By Chris Morris
August 24, 2018

The next 24 hours will be crucial ones for Hawaii, as Hurricane Lane is expected to cause widespread flooding on the islands of Maui and Oahu. And residents are hoping the storm shifts west soon.

Lane is now a Category 3 storm with maximum sustained winds of 120 mph. That’s less terrifying than the Category 5 ranking it had earlier this week, but it’s still a storm that can do a lot of damage to the Aloha state, with some areas forecast to get up to 40 inches of rain.

Worse, one hurricane hunter with the National Oceanic and Atmospheric Administration says the storm is not weakening as much as early predictions had forecast, which could impact its course.

Most models, including the latest from the Central Pacific Hurricane Center, show the storm taking a western turn Friday night into Saturday morning. The sooner that turn happens, the less severe of an impact it will have on Hawaii. Should the storm move further north before shifting, though, things could be worse.

Regardless of when the turn happens, forecasters say widespread flooding and mudslides will be a real risk, as Lane is a slow moving storm.
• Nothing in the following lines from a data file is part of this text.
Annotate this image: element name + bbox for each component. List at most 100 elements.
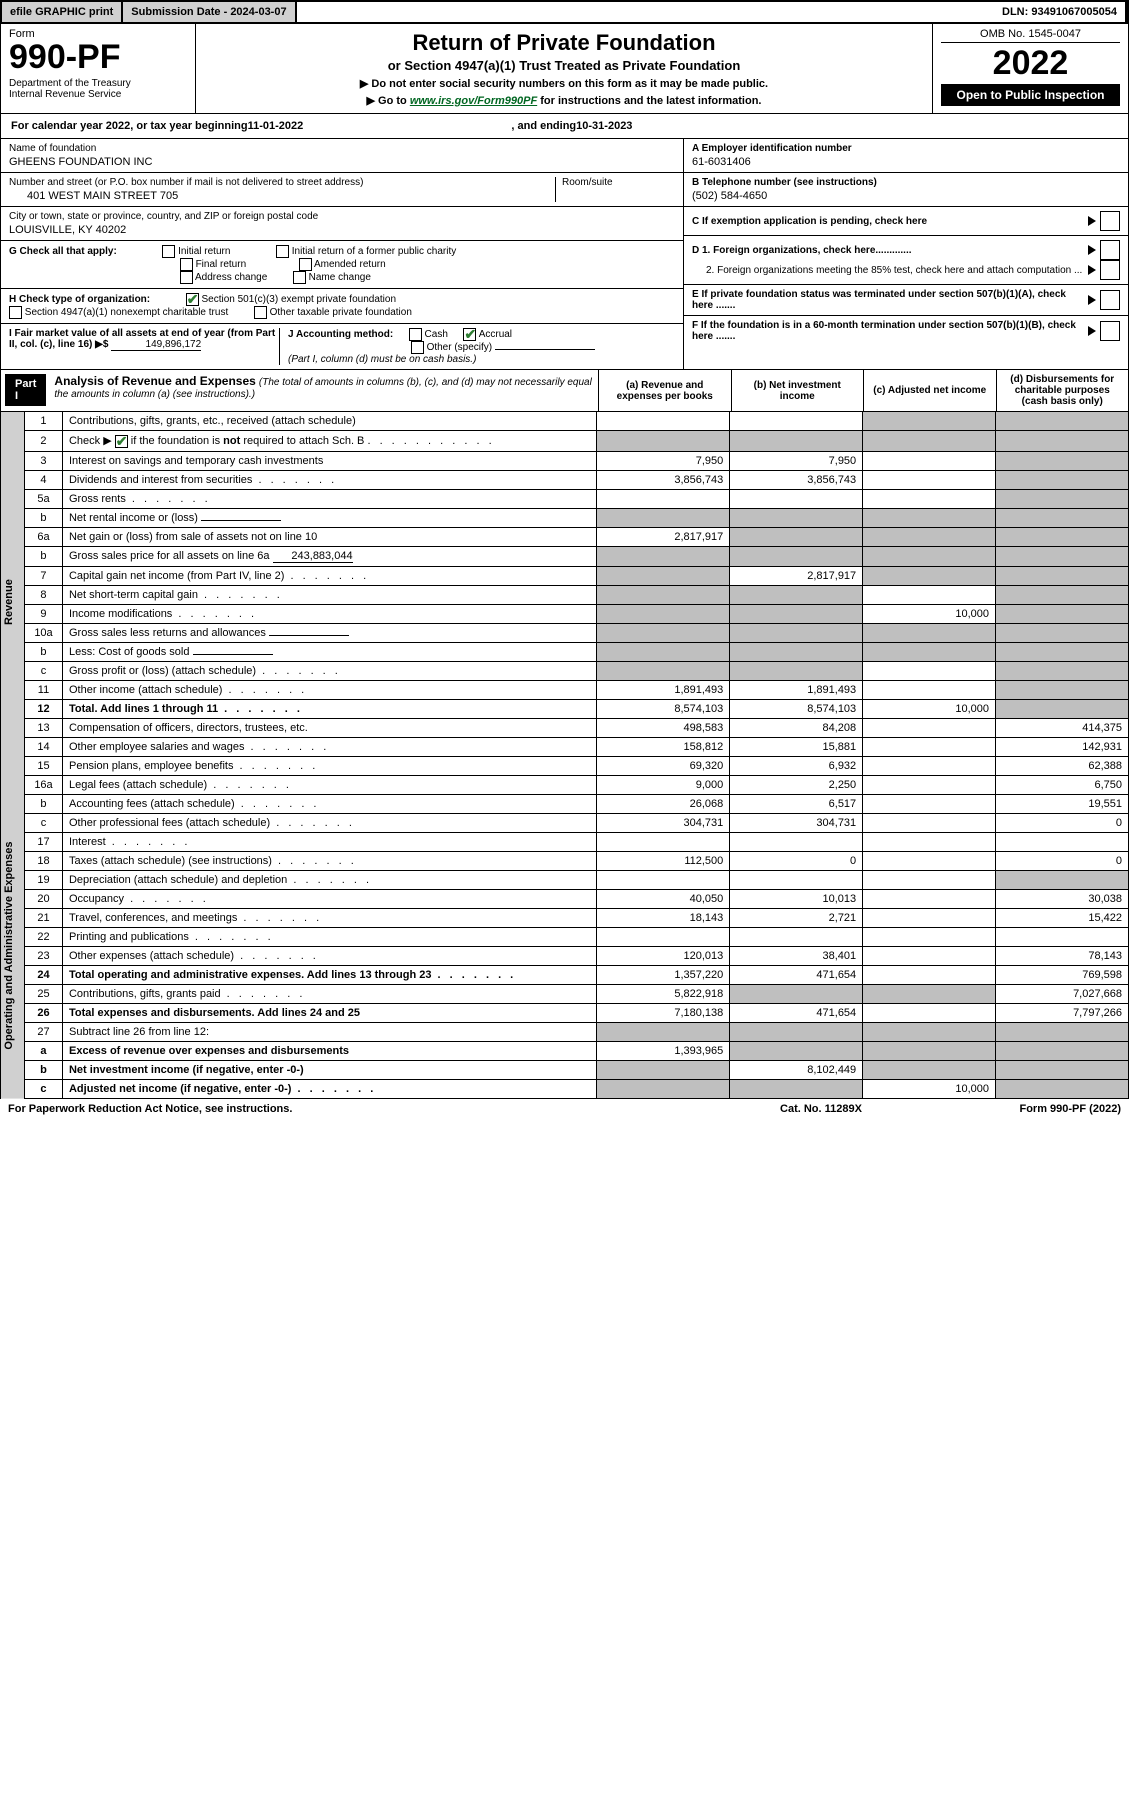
table-row: 2Check ▶ if the foundation is not requir… — [25, 431, 1129, 452]
header-center: Return of Private Foundation or Section … — [196, 24, 933, 113]
checkbox-name-change[interactable] — [293, 271, 306, 284]
cell-c — [863, 1003, 996, 1022]
table-row: bLess: Cost of goods sold — [25, 642, 1129, 661]
cell-b: 6,932 — [730, 756, 863, 775]
checkbox-initial-return[interactable] — [162, 245, 175, 258]
table-row: 17Interest . . . . . . . — [25, 832, 1129, 851]
line-number: 10a — [25, 623, 63, 642]
table-row: 19Depreciation (attach schedule) and dep… — [25, 870, 1129, 889]
cell-d — [996, 604, 1129, 623]
cell-b: 6,517 — [730, 794, 863, 813]
line-label: Adjusted net income (if negative, enter … — [62, 1079, 596, 1098]
line-number: b — [25, 794, 63, 813]
table-row: 12Total. Add lines 1 through 11 . . . . … — [25, 699, 1129, 718]
checkbox-other-taxable[interactable] — [254, 306, 267, 319]
cell-b — [730, 1041, 863, 1060]
checkbox-other-method[interactable] — [411, 341, 424, 354]
triangle-icon — [1088, 216, 1096, 226]
table-row: 15Pension plans, employee benefits . . .… — [25, 756, 1129, 775]
line-number: a — [25, 1041, 63, 1060]
cell-a — [597, 508, 730, 527]
checkbox-exemption-pending[interactable] — [1100, 211, 1120, 231]
line-label: Other expenses (attach schedule) . . . .… — [62, 946, 596, 965]
foundation-name: GHEENS FOUNDATION INC — [9, 156, 675, 168]
cell-c — [863, 965, 996, 984]
cell-a: 40,050 — [597, 889, 730, 908]
line-number: 2 — [25, 431, 63, 452]
line-number: 22 — [25, 927, 63, 946]
cell-c — [863, 1041, 996, 1060]
cell-c — [863, 870, 996, 889]
line-label: Check ▶ if the foundation is not require… — [62, 431, 596, 452]
line-label: Contributions, gifts, grants paid . . . … — [62, 984, 596, 1003]
cell-d — [996, 412, 1129, 431]
cell-a — [597, 1079, 730, 1098]
line-label: Other employee salaries and wages . . . … — [62, 737, 596, 756]
cell-d: 7,027,668 — [996, 984, 1129, 1003]
checkbox-initial-return-former[interactable] — [276, 245, 289, 258]
cell-c — [863, 623, 996, 642]
part1-title: Analysis of Revenue and Expenses — [54, 374, 255, 388]
line-label: Other professional fees (attach schedule… — [62, 813, 596, 832]
checkbox-foreign-org[interactable] — [1100, 240, 1120, 260]
checkbox-status-terminated[interactable] — [1100, 290, 1120, 310]
checkbox-cash[interactable] — [409, 328, 422, 341]
cell-a — [597, 927, 730, 946]
cell-b — [730, 604, 863, 623]
checkbox-accrual[interactable] — [463, 328, 476, 341]
cell-b — [730, 642, 863, 661]
checkbox-sch-b[interactable] — [115, 435, 128, 448]
checkbox-final-return[interactable] — [180, 258, 193, 271]
line-label: Compensation of officers, directors, tru… — [62, 718, 596, 737]
cell-d — [996, 508, 1129, 527]
cell-b — [730, 1022, 863, 1041]
table-row: 7Capital gain net income (from Part IV, … — [25, 566, 1129, 585]
part1-badge: Part I — [5, 374, 46, 406]
checkbox-85pct[interactable] — [1100, 260, 1120, 280]
checkbox-501c3[interactable] — [186, 293, 199, 306]
irs-link[interactable]: www.irs.gov/Form990PF — [410, 95, 537, 107]
line-label: Contributions, gifts, grants, etc., rece… — [62, 412, 596, 431]
checkbox-address-change[interactable] — [180, 271, 193, 284]
checkbox-amended-return[interactable] — [299, 258, 312, 271]
cell-c — [863, 927, 996, 946]
cell-b — [730, 585, 863, 604]
section-c: C If exemption application is pending, c… — [684, 207, 1128, 236]
checkbox-4947a1[interactable] — [9, 306, 22, 319]
section-i-j: I Fair market value of all assets at end… — [1, 324, 683, 369]
cell-d — [996, 680, 1129, 699]
form-header: Form 990-PF Department of the Treasury I… — [0, 24, 1129, 114]
checkbox-60month[interactable] — [1100, 321, 1120, 341]
form-number: 990-PF — [9, 40, 187, 74]
cell-c — [863, 756, 996, 775]
cell-c — [863, 412, 996, 431]
line-label: Net rental income or (loss) — [62, 508, 596, 527]
cell-c — [863, 489, 996, 508]
foundation-name-row: Name of foundation GHEENS FOUNDATION INC — [1, 139, 683, 173]
table-row: 4Dividends and interest from securities … — [25, 470, 1129, 489]
city-row: City or town, state or province, country… — [1, 207, 683, 241]
line-number: 4 — [25, 470, 63, 489]
cell-d — [996, 832, 1129, 851]
line-label: Net investment income (if negative, ente… — [62, 1060, 596, 1079]
cell-a — [597, 431, 730, 452]
col-c-header: (c) Adjusted net income — [863, 370, 996, 411]
cell-b: 0 — [730, 851, 863, 870]
cell-d — [996, 927, 1129, 946]
table-row: 6aNet gain or (loss) from sale of assets… — [25, 527, 1129, 546]
table-row: 27Subtract line 26 from line 12: — [25, 1022, 1129, 1041]
cell-b — [730, 1079, 863, 1098]
expenses-side-label: Operating and Administrative Expenses — [1, 792, 24, 1099]
table-row: 9Income modifications . . . . . . .10,00… — [25, 604, 1129, 623]
revenue-side-label: Revenue — [1, 412, 24, 792]
line-number: 25 — [25, 984, 63, 1003]
line-label: Total operating and administrative expen… — [62, 965, 596, 984]
table-row: 3Interest on savings and temporary cash … — [25, 451, 1129, 470]
line-label: Pension plans, employee benefits . . . .… — [62, 756, 596, 775]
cell-d — [996, 1022, 1129, 1041]
form-subtitle: or Section 4947(a)(1) Trust Treated as P… — [206, 58, 922, 73]
cell-a: 7,180,138 — [597, 1003, 730, 1022]
form-title: Return of Private Foundation — [206, 30, 922, 56]
cell-a: 498,583 — [597, 718, 730, 737]
cell-a — [597, 661, 730, 680]
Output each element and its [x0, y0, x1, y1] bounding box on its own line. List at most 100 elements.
Parts of the Big Island (which is far out of the cone of uncertainty at this point—meaning the eye won’t even skirt the island) have seen more than 30 inches of rain and some areas are experiencing flooding.

Hurricane warnings are in effect for Maui and Oahu, and Kauai is under a hurricane watch at present.

To put the storm in perspective: Lane is the strongest hurricane to track within 300 miles of Hawaii, according to NOAA. It’s a monster as viewed from the International Space Station. And, should it come within 65 nautical miles of either Maui or Honolulu, it will be the first hurricane to do so since Hawaii became a state.